Volver a la portada

flechaMás de 30 voluntarios de Andalucía y Murcia han participado en esta edición del Campo de Voluntariado para la Reintroducción del Quebrantahuesos en Andalucía

  • Se ha desarrollado entre los días 19 y 28 de agosto en el Parque natural de las Sierras de Cazorla, Segura y Las Villas.

07/09/2007

Este campo de voluntariado, organizado por la Fundación Gypaetus , se enmarca dentro de la XIII Edición de Campos de Voluntariado en Espacios Naturales Protegidos de Andalucía, que anualmente convoca y subvenciona la Consejería de Medio Ambiente, y en la que lleva participando la fundación de forma continuada desde su IX edición en el año 2003.

El objetivo general de los campos de voluntariado es la realización de actuaciones concretas de conservación y mejora dentro de los Espacio Naturales Protegidos, promoviendo la participación ciudadana. El objetivo concreto de este campo ha sido la colaboración en el proyecto de reintroducción del quebrantahuesos en Andalucía, a través de diversas tareas desarrolladas en el Parque Natural de las Sierras de Cazorla, Segura y las Villas.

En este parque comenzaron las primeras sueltas controladas de quebrantahuesos en el pasado 2006, y, actualmente, son ya 5 los ejemplares liberados en dicho espacio, el único lugar de Andalucía en el que hasta ahora se han producido liberaciones de pollos de esta especie.

Tras un módulo de formación en los primeros días, para familiarizar a los voluntarios con el proyecto y las líneas de actuación que se están siguiendo, se formaron varios equipos de trabajo dirigidos por los cuatro monitores del campo.

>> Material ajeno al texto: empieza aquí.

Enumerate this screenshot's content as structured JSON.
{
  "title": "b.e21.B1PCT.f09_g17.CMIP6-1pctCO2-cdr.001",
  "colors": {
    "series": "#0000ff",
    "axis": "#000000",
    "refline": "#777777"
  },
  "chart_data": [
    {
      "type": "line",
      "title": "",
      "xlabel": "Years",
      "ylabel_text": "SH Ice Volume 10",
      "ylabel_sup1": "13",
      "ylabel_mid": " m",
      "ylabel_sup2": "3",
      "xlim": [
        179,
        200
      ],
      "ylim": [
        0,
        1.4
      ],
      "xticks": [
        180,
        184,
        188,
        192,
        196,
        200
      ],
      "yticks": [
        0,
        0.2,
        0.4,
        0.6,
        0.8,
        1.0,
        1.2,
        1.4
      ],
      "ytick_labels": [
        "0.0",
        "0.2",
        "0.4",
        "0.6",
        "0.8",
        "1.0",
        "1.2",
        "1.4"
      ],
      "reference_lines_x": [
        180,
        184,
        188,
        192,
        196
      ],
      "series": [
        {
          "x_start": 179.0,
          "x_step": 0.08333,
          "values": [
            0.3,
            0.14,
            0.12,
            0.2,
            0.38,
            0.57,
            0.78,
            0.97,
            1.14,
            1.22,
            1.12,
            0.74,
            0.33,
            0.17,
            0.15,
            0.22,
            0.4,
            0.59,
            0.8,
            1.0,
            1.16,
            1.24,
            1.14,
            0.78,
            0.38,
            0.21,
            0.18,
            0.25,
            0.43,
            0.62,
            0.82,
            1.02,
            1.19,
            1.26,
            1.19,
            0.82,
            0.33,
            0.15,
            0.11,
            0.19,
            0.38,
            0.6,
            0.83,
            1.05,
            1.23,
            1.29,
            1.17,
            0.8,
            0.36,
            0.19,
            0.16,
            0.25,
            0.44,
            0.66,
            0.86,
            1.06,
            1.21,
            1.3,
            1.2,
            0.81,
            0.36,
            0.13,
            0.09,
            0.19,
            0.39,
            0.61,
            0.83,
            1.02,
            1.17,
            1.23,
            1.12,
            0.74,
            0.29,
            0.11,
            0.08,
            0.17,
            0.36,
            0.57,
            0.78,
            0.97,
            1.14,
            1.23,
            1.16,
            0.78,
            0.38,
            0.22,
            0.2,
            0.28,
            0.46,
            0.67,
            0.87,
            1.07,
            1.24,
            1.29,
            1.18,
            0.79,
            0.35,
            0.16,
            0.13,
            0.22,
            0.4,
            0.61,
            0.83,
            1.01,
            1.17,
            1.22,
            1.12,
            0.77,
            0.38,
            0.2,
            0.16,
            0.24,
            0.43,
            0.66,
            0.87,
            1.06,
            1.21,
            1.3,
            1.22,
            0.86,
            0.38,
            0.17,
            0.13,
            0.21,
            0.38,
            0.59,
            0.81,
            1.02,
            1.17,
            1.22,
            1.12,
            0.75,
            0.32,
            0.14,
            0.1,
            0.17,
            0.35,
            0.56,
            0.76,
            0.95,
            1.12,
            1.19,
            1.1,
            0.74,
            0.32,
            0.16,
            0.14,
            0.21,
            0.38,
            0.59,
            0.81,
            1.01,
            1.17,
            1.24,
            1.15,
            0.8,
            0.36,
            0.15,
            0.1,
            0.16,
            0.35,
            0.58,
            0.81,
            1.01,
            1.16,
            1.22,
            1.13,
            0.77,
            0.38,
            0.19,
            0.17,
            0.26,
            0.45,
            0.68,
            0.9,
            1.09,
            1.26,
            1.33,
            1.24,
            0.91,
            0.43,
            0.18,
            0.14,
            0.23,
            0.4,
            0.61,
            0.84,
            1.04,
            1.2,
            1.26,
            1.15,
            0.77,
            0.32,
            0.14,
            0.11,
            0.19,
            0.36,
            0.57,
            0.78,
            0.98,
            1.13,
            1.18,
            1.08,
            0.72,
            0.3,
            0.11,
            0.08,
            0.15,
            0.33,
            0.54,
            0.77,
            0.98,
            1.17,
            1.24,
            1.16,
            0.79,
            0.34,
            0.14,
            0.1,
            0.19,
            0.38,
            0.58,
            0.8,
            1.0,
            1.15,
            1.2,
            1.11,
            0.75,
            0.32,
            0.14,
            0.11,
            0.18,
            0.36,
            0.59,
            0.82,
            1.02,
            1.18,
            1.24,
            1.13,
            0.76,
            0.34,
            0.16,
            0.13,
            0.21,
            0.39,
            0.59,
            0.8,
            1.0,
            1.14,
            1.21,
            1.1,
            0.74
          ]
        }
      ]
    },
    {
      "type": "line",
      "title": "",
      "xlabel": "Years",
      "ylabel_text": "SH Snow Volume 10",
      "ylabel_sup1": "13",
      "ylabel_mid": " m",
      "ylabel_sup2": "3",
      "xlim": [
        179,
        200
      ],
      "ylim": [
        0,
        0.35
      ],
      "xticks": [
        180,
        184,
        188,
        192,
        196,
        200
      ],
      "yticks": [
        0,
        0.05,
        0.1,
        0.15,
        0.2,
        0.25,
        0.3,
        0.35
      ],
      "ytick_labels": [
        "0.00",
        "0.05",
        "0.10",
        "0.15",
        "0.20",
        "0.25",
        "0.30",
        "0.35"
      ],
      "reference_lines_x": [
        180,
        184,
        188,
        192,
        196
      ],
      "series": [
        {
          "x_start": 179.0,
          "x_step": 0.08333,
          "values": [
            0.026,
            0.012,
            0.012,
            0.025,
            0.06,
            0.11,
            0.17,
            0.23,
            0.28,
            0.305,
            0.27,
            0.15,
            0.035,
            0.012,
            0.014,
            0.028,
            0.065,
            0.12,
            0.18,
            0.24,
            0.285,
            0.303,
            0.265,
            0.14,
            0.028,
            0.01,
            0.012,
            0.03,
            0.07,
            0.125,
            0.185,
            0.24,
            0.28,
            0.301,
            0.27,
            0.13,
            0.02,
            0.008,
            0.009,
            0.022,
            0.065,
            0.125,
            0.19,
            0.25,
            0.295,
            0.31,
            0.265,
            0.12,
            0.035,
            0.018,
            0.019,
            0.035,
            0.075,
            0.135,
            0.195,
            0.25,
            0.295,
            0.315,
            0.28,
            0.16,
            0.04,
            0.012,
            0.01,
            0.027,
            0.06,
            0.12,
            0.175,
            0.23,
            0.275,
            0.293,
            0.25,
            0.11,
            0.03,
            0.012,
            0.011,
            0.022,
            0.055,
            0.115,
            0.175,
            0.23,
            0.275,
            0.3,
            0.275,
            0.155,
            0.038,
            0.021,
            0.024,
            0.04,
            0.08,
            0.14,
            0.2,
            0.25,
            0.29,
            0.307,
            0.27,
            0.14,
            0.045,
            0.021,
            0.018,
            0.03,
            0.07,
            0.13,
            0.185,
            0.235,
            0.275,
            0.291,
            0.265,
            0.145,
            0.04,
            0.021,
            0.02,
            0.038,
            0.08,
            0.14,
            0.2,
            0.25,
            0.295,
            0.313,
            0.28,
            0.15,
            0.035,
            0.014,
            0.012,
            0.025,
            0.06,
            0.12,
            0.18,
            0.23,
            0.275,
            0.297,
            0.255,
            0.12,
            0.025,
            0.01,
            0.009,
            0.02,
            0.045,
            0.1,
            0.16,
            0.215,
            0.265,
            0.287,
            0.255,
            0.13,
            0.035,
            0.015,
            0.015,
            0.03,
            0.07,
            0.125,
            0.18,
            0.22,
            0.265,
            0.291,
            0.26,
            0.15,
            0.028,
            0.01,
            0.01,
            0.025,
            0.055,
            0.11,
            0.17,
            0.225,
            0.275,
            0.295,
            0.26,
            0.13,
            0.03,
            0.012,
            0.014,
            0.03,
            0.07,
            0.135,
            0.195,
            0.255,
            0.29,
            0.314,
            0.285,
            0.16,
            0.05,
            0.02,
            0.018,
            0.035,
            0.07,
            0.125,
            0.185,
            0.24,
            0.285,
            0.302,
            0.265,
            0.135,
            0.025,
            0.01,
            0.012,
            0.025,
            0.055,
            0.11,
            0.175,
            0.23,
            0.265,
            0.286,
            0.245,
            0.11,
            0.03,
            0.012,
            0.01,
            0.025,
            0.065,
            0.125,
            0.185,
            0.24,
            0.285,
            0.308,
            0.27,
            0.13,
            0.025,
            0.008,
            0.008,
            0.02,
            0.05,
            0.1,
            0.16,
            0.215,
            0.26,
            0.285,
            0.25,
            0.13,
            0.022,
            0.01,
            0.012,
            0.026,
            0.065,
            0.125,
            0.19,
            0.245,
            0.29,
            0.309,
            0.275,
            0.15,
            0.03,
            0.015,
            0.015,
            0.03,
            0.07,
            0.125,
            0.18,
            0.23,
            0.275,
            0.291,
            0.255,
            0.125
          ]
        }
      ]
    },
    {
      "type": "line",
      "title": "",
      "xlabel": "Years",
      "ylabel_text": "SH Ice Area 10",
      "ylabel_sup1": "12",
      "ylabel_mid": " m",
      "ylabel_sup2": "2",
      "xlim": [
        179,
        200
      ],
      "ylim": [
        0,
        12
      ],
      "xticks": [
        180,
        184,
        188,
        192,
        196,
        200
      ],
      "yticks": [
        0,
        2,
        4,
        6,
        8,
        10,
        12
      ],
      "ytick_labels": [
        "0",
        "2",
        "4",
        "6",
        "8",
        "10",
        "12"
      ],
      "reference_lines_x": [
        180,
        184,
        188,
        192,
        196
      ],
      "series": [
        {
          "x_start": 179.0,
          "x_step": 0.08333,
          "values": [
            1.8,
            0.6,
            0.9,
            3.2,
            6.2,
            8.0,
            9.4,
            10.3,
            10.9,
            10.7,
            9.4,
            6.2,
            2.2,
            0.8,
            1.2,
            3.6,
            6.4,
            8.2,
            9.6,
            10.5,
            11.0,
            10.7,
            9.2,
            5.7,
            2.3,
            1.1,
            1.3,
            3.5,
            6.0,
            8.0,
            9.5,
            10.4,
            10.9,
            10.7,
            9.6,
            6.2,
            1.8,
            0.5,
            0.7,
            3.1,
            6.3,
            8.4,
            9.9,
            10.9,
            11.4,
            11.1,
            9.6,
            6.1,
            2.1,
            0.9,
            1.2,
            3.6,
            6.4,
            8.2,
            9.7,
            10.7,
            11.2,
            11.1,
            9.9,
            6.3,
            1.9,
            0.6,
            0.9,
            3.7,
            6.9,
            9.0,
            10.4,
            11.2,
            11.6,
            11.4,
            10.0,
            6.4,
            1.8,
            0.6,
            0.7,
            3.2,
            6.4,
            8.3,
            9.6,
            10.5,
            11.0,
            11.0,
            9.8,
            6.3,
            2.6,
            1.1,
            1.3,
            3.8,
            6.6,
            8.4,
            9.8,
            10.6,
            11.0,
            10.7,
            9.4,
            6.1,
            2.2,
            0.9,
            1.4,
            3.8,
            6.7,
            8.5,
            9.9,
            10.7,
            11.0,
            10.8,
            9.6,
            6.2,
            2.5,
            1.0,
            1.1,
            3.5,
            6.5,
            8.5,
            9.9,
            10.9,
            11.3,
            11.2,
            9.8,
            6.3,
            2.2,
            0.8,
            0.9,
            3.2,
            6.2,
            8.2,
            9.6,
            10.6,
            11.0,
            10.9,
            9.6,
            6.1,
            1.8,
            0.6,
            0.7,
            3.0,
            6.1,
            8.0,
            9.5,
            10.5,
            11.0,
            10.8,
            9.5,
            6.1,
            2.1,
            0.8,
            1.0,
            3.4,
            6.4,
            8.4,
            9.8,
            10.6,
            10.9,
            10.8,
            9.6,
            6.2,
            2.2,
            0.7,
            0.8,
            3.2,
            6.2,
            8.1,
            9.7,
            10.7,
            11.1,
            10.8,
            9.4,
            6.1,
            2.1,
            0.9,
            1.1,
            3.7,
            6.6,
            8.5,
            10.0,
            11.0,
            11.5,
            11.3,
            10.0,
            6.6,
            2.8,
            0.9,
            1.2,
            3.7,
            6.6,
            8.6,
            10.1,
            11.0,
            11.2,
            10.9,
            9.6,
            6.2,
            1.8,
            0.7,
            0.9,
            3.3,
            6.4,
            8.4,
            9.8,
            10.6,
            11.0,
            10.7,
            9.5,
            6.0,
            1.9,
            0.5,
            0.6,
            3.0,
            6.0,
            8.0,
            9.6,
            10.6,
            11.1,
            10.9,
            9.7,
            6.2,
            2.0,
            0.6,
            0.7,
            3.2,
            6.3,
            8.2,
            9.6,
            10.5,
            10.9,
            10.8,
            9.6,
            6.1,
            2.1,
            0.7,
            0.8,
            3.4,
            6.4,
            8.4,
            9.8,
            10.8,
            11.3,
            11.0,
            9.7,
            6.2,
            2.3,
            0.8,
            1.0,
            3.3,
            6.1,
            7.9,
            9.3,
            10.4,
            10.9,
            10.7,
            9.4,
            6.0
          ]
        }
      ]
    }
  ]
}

Los voluntarios reciben formación en el Centro de Cría Guadalentín.

Los diferentes equipos se repartieron diariamente las labores a realizar. Mientras unos trabajan en el Centro de Cría Guadalentín, colaborando con los técnicos de esta magnífica instalación en las diferentes tareas que diariamente deben ejecutar, otros instalaban 2 puntos de información para informar del proyecto a turistas y visitantes, y otros lo acercaban, nuevamente, a los habitantes de los pueblos de la zona.

En el centro de cría los voluntarios han trabajado, principalmente, en la limpieza y construcción de jaulas, el lavado de la lana que luego utilizarán los ejemplares adultos para forrar interiormente sus nidos, y la alimentación de los ejemplares.

Los puntos de información se colocaban todos los días en Arroyo Frío y en el Centro de Interpretación de la Torre del Vinagre. En ellos los voluntarios trabajaban directamente con las personas que pasan sus días de vacaciones en estos bellos parajes, informándoles del estado actual del proyecto y repartiendo fichas para el seguimiento de los pollos liberados.


Los más pequeños disfrutando con el quebrantaen uno de los puntos de información instalados.

Los participantes en el campo de voluntariado han visitado también algunos de los pueblos del parque, informando a los vecinos de los mismos del proyecto y de los ejemplares liberados en estos dos últimos años. Se ha priorizado en aquellos pueblos más cercanos a la zona de suelta, donde es más probable el avistamiento de los ejemplares. Al igual que en los dos puntos de observación, se repartieron fichas para el seguimiento de los ejemplares liberados.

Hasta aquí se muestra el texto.